Although there are treatments for atrial fibrillation there is no "Cure". Unlike most other abnormal rhythms that we treat, the reason why we may continue to have atrial fibrillation is more complex and may require ongoing monitoring and potential therapies. "Link to Treatment Options" The hallmark of treatment should be the need for blood thinners. If for some reason blood thinners cannot be used then there should be a way to monitor for recurrence of atrial fibrillation with monitoring and potential other modalities which involve a closure device. There are three different methods that we can potentially close off the area that may cause a clot and therefore there would be no need for blood thinners.
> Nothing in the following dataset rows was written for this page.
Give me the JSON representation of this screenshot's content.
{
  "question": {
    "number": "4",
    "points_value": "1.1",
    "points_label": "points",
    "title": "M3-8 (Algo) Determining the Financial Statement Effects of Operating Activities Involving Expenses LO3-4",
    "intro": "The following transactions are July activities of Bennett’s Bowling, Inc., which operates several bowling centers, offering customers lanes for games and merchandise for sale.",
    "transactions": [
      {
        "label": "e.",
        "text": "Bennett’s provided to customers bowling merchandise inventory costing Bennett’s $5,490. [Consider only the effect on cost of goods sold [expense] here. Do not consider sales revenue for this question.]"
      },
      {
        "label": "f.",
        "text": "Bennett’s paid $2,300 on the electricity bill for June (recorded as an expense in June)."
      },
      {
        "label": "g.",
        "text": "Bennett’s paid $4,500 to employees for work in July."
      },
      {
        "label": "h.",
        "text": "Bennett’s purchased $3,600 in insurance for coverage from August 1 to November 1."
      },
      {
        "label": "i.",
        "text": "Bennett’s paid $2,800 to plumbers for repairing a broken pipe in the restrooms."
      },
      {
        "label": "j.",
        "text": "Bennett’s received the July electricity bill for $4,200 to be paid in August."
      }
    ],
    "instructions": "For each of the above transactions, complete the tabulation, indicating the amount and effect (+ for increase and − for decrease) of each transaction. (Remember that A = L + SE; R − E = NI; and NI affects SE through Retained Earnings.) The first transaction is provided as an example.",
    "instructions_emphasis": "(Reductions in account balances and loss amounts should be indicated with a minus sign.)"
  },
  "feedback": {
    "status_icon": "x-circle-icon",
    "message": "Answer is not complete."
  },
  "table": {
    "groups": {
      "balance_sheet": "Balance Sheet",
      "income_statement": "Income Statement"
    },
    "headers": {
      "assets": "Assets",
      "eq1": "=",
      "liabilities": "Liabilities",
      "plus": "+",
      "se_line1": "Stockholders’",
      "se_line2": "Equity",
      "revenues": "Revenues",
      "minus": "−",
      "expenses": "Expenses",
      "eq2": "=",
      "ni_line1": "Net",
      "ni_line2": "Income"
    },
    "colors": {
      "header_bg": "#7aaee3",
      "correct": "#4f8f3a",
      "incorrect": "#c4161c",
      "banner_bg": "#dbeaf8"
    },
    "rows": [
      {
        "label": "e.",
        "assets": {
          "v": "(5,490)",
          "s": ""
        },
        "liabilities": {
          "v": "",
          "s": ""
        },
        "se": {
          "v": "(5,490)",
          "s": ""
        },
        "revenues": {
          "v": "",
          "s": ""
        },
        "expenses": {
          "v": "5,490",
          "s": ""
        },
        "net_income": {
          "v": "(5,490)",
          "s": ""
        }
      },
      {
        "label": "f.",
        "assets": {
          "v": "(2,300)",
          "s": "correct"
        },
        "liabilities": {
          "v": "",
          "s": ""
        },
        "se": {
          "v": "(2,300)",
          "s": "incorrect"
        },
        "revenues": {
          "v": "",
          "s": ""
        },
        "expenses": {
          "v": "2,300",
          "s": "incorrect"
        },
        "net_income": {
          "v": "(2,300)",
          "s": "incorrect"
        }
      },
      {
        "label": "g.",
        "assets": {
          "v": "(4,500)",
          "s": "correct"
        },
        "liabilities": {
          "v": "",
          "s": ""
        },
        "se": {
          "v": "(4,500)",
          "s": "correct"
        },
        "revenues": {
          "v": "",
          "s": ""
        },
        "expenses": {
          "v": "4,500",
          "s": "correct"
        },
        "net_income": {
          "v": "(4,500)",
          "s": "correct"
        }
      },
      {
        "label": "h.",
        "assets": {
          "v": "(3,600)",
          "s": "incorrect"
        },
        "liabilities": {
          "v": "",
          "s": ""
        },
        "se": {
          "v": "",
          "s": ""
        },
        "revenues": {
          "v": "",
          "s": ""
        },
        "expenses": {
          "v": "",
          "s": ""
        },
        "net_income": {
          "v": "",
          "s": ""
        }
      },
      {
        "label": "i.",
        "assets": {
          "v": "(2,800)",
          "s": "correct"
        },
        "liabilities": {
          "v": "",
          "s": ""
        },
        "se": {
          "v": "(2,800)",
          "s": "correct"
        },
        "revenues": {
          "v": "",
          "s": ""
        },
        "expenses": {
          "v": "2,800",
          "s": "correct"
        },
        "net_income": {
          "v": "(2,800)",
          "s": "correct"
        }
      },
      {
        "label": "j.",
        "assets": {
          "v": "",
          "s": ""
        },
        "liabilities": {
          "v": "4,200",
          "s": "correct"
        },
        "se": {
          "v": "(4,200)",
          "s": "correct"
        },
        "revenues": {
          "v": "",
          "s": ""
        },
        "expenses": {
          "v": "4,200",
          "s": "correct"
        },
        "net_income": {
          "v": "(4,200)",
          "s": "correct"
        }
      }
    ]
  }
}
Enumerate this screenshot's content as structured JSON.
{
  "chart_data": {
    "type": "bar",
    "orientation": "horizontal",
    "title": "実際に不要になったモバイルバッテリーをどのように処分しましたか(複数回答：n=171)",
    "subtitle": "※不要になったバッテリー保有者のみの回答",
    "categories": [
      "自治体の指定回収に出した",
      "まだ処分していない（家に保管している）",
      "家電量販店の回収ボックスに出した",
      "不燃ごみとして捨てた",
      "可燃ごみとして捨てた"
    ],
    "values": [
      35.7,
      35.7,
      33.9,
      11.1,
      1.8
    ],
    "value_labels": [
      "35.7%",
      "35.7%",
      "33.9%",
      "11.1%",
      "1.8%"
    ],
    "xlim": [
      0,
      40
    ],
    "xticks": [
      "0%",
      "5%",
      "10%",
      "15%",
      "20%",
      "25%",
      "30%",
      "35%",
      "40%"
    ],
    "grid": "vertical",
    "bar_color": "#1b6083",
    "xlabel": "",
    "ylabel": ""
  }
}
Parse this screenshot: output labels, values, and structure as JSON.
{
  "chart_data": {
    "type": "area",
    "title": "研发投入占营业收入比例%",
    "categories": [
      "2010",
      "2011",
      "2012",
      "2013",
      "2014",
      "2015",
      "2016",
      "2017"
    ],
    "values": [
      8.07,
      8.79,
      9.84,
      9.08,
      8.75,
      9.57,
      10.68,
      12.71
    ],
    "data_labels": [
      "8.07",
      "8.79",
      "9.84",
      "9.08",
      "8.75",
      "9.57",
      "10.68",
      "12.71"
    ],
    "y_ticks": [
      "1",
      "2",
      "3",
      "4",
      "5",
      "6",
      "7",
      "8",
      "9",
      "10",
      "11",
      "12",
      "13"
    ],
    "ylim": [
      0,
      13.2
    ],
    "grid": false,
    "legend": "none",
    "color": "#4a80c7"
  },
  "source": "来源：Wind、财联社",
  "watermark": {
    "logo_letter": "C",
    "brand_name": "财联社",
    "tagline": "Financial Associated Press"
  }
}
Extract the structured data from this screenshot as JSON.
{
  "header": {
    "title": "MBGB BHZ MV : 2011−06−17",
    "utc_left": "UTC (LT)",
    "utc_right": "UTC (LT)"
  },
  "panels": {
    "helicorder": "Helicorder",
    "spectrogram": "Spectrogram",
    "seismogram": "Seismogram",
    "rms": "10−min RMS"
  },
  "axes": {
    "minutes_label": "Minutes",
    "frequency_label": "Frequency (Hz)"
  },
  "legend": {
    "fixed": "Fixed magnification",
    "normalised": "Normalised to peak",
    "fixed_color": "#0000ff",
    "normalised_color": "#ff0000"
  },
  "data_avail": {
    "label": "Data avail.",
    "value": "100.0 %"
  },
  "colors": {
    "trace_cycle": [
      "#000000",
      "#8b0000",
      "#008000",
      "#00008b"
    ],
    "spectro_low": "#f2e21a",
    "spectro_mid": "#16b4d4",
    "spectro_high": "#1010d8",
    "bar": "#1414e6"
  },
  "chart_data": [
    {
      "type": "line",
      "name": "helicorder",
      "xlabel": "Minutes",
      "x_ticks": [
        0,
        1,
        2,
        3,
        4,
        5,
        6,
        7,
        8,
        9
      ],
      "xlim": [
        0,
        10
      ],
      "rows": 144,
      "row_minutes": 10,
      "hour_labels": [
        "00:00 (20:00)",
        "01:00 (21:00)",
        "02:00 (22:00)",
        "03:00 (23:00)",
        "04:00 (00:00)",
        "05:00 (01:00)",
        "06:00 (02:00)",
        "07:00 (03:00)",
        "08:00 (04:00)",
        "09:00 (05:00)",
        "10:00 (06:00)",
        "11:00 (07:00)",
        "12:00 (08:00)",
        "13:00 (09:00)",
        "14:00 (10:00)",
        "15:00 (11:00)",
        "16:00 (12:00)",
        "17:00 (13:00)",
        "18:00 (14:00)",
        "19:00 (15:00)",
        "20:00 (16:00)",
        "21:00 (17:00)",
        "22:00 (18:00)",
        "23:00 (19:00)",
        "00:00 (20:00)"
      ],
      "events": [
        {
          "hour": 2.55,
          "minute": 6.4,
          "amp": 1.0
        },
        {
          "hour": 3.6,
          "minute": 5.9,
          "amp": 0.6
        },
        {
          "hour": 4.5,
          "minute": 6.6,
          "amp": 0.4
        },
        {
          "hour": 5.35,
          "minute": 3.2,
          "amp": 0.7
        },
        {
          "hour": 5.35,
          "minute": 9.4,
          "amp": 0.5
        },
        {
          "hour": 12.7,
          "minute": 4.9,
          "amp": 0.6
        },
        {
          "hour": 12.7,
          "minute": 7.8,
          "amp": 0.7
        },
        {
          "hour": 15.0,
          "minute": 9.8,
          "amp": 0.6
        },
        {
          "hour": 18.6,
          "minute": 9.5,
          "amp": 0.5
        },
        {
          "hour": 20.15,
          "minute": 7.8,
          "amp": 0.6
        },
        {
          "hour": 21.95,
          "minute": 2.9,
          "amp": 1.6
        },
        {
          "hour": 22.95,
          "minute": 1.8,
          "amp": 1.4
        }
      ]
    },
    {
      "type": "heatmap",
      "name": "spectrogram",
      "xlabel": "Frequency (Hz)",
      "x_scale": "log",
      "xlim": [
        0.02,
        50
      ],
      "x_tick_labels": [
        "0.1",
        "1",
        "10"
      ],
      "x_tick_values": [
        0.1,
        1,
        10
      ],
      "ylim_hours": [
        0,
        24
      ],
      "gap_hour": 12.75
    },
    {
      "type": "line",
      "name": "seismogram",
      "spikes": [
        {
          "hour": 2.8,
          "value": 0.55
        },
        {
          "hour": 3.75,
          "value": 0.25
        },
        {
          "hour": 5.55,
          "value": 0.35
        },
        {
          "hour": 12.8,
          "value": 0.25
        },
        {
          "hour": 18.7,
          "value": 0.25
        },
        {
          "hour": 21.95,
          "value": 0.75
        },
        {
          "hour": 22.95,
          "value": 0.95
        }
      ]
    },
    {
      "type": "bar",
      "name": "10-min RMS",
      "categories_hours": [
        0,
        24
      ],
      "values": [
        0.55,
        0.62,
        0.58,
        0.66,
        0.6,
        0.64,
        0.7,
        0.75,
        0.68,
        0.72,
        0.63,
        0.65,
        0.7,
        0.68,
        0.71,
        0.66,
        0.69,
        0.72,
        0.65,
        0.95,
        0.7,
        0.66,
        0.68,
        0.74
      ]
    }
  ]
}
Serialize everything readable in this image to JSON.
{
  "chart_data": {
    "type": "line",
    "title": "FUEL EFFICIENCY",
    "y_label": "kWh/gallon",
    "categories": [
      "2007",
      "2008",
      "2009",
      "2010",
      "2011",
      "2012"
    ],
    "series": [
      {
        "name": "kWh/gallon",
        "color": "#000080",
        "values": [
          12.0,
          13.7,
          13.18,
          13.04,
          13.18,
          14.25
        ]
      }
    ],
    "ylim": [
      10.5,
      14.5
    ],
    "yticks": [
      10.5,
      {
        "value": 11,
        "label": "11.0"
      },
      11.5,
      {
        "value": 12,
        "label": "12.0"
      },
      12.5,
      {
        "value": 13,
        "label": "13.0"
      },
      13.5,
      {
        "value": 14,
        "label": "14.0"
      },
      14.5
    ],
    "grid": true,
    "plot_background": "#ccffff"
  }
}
For patients that are on medications to prevent recurrence of atrial fibrillation, monitoring for side effects should be an ongoing process and would require continued consultation with an electrophysiologist experienced at these varied treatment options.
For patients who have undergone an ablation without any other medications, it may not be necessary for routine follow up with an electrophysiologist. However, there must be continued monitoring life long for recurrence of atrial fibrillation given that procedure success rates are not 100%.
All patients should have continued monitoring for their blood thinner medication. For patients on warfarin, an international normalized ratio should be checked at regular intervals to assess adequacy of control of warfarin dosing. If patients are on novel oral anticoagulants (NOACs), then monitoring of kidney function should be performed annually. This can be performed by your cardiologist or primary care doctor.
Exercise in moderation is encouraged and yoga has been shown to decrease recurrence of atrial fibrillation. Sleep apnea should be treated as well.